11/06/2019 - 13:45 to 11/06/2019 - 15:15
Proposal(Workshop / Presentation)
Coordinating organization: 
Domestic Violence Intervention Center Vienna (Contact: Rosa Logar)
Emerging Issues
Organization Name: 
Domestic Violence Intervention Center Vienna (Contact: Rosa Logar) (維也納家庭暴力防治中心)
Proposer: Rosa Logar
Describe your workshop/presentation (300-500 words): 
From the beginning over 40 years ago, women’s shelters and women’s centers focused on the safety of women victims of violence and their children. Early in their evolution, they knew that they could not provide safety to women and children on their own and started to work in partnership with police, the justice system and other agencies in the community. ‘Coordinated Community Response’ (CCR) was born, in the 1980-ies, with the Domestic Abuse Intervention Program in Duluth,Minnesota and the charismatic Ellen Pence. The Duluth Model of Coordinated Community Response became one of the main models that inspired many similar initiatives globally, such as the Domestic Violence Intervention Center in Vienna. The identification of risks and safety planning with survivors was at the center of the work. Over the years multi-agency work became a standard method of community response referenced as a best practice international documents, reports, policies and laws. Risk assessment instruments were developed, such as the Danger Assessment tool by Jacquelyn Campbell, and many others. Where do we stand now regarding these developments? Have multi-agency initiatives and risk assessment tools increased safety of women survivors of domestic and partner violence? There are mixed messages around this topic. Risk assessment can be important when used as a step to safety planning, but it can also be used to “downgrade” the level of support to survivors. Multi-agency work can be empowering to victims, if their rights and needs are at the center of the work. It can also be disempowering if a range of often powerful institutions get together to decide what the survivor must do independent of her voice. How can we counter “the risks of risk assessments” and the development of “high risk teams”? How can we ensure that multi-agency work serves us as survivors and not the system? What are the experiences of feminist organizations with risk assessment and multi-agency work?

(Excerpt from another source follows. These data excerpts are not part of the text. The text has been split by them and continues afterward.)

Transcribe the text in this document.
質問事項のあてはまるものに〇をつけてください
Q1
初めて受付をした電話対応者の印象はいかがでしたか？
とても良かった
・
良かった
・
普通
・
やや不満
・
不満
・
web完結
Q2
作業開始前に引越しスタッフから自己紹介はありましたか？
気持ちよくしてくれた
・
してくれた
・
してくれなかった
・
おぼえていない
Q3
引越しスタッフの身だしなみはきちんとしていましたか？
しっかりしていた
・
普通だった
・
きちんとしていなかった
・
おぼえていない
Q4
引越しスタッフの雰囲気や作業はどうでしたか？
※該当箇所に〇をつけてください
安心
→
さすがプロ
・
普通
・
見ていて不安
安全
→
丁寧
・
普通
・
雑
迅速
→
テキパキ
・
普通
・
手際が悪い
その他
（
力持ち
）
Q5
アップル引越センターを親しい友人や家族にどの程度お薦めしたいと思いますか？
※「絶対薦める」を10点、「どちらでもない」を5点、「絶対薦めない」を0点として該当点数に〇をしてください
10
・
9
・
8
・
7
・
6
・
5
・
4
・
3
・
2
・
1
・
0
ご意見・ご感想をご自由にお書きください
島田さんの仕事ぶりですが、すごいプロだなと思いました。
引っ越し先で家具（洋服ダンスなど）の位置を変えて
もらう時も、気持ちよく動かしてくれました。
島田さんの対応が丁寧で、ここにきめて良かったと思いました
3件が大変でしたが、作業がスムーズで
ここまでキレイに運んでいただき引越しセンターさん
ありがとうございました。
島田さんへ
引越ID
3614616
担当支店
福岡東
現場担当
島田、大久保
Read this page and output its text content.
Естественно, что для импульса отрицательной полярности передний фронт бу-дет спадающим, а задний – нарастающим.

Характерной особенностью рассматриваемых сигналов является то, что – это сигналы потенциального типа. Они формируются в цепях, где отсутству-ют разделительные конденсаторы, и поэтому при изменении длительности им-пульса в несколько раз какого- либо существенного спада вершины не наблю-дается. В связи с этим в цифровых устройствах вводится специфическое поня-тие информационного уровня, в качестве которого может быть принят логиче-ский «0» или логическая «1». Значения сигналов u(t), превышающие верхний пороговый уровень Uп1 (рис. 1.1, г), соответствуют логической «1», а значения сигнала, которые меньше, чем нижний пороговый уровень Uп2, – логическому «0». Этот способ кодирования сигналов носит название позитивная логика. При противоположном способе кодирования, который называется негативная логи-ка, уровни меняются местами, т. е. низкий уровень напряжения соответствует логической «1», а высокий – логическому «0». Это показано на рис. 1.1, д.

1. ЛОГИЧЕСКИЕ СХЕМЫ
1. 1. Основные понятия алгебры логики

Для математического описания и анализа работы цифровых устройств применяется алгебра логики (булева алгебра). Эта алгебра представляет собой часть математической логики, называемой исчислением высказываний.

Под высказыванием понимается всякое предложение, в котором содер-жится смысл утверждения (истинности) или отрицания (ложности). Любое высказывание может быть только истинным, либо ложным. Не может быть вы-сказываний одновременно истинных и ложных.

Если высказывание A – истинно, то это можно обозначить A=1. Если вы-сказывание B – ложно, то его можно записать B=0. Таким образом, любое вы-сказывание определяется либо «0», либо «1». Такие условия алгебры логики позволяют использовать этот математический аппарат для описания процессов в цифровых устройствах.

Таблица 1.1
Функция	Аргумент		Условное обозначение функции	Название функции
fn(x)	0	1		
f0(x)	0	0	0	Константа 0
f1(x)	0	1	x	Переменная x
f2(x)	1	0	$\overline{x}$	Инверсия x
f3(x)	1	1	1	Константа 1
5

What requirements are being included ininternational law and policy.? Can multisector collaboration be successful when agencies don’t share a feminist analysis or are reluctant participants?
The workshop aims at bringing together experts from various regions of the world to discuss these questions and to identify challenges and successes in establishing safe and empowering support for women victims of violence and their children in the context of risk assessment and multi-agency work.